The Bush administration is quietly exploring ways of recalibrating U.S. policy toward Russia in the face of growing concerns about the Kremlin's crackdown on internal dissent and pressure tactics toward its neighbors, according to senior officials and others briefed on the discussions.
Vice President Cheney has grown increasingly skeptical of Russian President Vladimir Putin and shown interest in toughening the administration's approach. He summoned Russia scholars to his office last month to solicit input and asked national intelligence director John D. Negroponte to provide further information about Putin's trajectory, the sources said.
Secretary of State Condoleezza Rice, who has sought to balance worries over Russian democracy with a pragmatic partnership on mutual issues such as Iran's nuclear program, responded by calling her own meeting with outside advisers a week ago.
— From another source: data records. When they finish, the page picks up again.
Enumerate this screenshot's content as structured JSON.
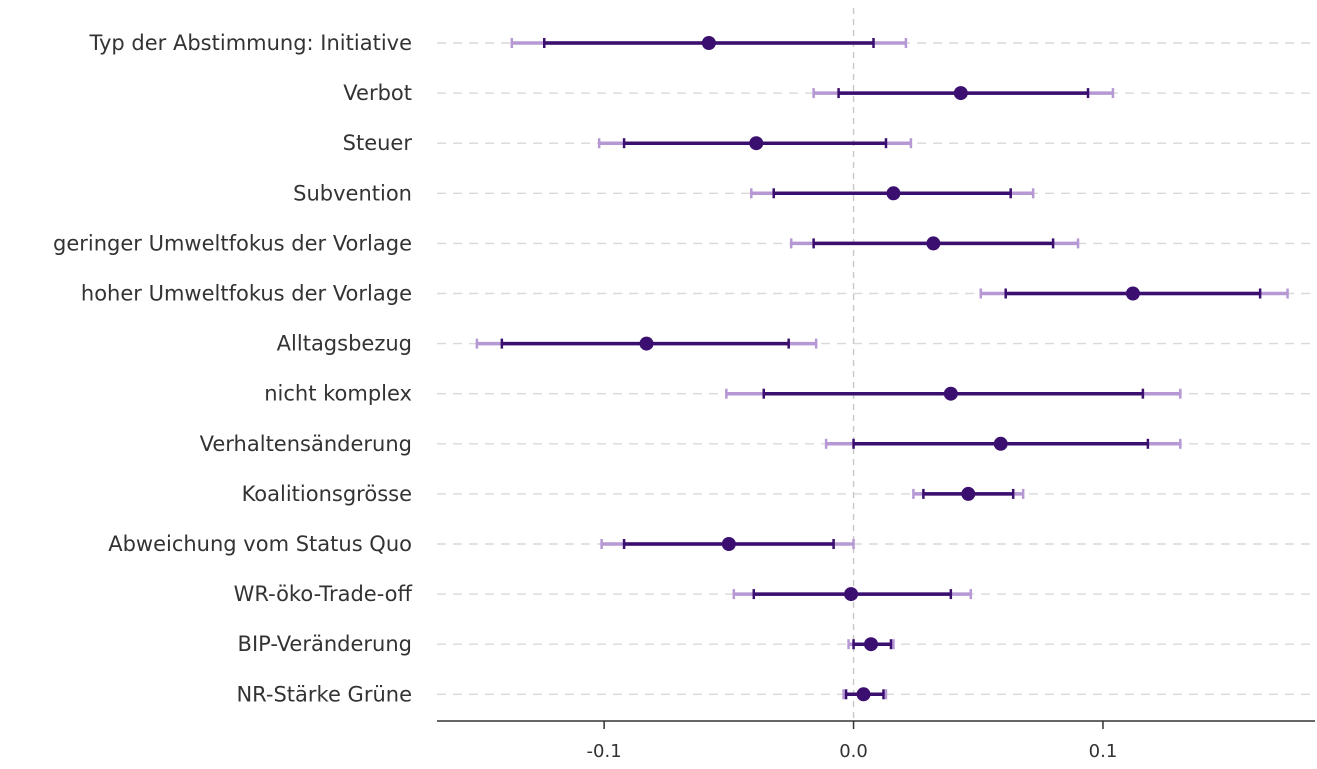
{
  "chart_data": {
    "type": "scatter",
    "title": "",
    "xlabel": "",
    "ylabel": "",
    "xlim": [
      -0.167,
      0.185
    ],
    "x_ticks": [
      -0.1,
      0.0,
      0.1
    ],
    "x_tick_labels": [
      "-0.1",
      "0.0",
      "0.1"
    ],
    "reference_line": 0,
    "grid": "dashed horizontal lines per row",
    "colors": {
      "point": "#3b0f6f",
      "inner_interval": "#3b0f6f",
      "outer_interval": "#b598d4",
      "grid": "#d9d9d9",
      "reference": "#c8c8c8",
      "axis": "#333333"
    },
    "categories": [
      "Typ der Abstimmung: Initiative",
      "Verbot",
      "Steuer",
      "Subvention",
      "geringer Umweltfokus der Vorlage",
      "hoher Umweltfokus der Vorlage",
      "Alltagsbezug",
      "nicht komplex",
      "Verhaltensänderung",
      "Koalitionsgrösse",
      "Abweichung vom Status Quo",
      "WR-öko-Trade-off",
      "BIP-Veränderung",
      "NR-Stärke Grüne"
    ],
    "estimates": [
      -0.058,
      0.043,
      -0.039,
      0.016,
      0.032,
      0.112,
      -0.083,
      0.039,
      0.059,
      0.046,
      -0.05,
      -0.001,
      0.007,
      0.004
    ],
    "inner_low": [
      -0.124,
      -0.006,
      -0.092,
      -0.032,
      -0.016,
      0.061,
      -0.141,
      -0.036,
      0.0,
      0.028,
      -0.092,
      -0.04,
      0.0,
      -0.003
    ],
    "inner_high": [
      0.008,
      0.094,
      0.013,
      0.063,
      0.08,
      0.163,
      -0.026,
      0.116,
      0.118,
      0.064,
      -0.008,
      0.039,
      0.015,
      0.012
    ],
    "outer_low": [
      -0.137,
      -0.016,
      -0.102,
      -0.041,
      -0.025,
      0.051,
      -0.151,
      -0.051,
      -0.011,
      0.024,
      -0.101,
      -0.048,
      -0.002,
      -0.004
    ],
    "outer_high": [
      0.021,
      0.104,
      0.023,
      0.072,
      0.09,
      0.174,
      -0.015,
      0.131,
      0.131,
      0.068,
      0.0,
      0.047,
      0.016,
      0.013
    ]
  }
}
Some involved in the administration deliberations saw the move as an attempt to counter Cheney.

Where to begin? On the geostrategic level, a re-apparaisal of Russia makes sense *if* the U.S. had a coherent and overarching vision of a future global framework and how U.S. and Russian power trajectories fit within. Beyond empty bromides of 'freedom', 'GWOT' and the like. And beyond the immediately tactical and transactional - help on Iran, etc.
The Great Game across Central Asia continues, as does the soft rollback of the 'Near Abroad' of Russian security-cum-Imperial periphery. Partly by design and partly by happy circumstance, the U.S. has established a cordon sanitaire through Ukraine down to Georgia. But responsible Statesmanship would be to use current (and temporary although not necessarily fleeting) U.S. power to build a durable and sustainable framework.
To be surprised or suddenly disturbed by increasing 'Revanchism' (in the classical sense) in Moscow given these developments suggests either disingeniousness or naivete. The Stiftung offers this view with not a little personal experience on the ground 'Over There' during the Cold War and its aftermath. Only those stoned on the Kool Aid of the 'Last Man' liberation theology (or drinking their own bathwater in other respects) would be caught unawares of eminently predictable Russian reactions.
On the purely internal Washington chatter level, this tug of war offers some amusement. Condi has marketed successfully her modest skills as a Soviet and Russian specialist into an outsized public reputation. And she, like Madonna in another context, enjoys the ferocious devotion of certain subgroups who feel marginalized in policy circles. Yet she is not a systematic thinker and after a year shows no real direction, no focus and no real capacity for crafting either.
As Sebastian Mallaby noted (and discussed with wicked humor over at Global Paradigms), the prospects for Rice to be a late bloomer are not good. So we must make do with what we have.
The temptation on some other blogs the Stiftung reads now and then seems to be to impose simplistic templates on things — Cheney 'bad', ergo Rice 'good', etc. Would that things were so. It may be that Rice's limited strategic thinking but real tactical 'people' skills and her relationship with the President are most useful to the Nation in a 'reactive mode', responding to more fully developed and coherent systematic thinking developed by others. In this case, a tug of war may be actually the best hope for something beyond the tactical to emerge. (Recognizing the risks of what 'tug of war' did for a moribund Iran policy, of course).
On a related note, however, Russian self-esteem took another hit this past week. This image was plastered all over Moscow in banners promoting the Russian 'Defender of the Motherland' military holiday. Note that the Russians inadvertantly featured the battleship U.S.S. Missouri all over Moscow as a 'defender' of the 'Motherland' (rodina). Read the link, adjust your tie (if you have one), recall the late Rodney . . . and maybe have some sympathy. Remember, perhaps one day, all this, too (gesturing to the Imperial City) shall pass. History tells us it always does.

Very, very interesting (as usual). Hey, let's pick up a fight with Russia (when we need it on Iran) and with China (when we need it on North Korea) and we need both on the war on terrorism (the real one). We just don't have enough enemies. Give it to them, Dick! You're a straight shooter.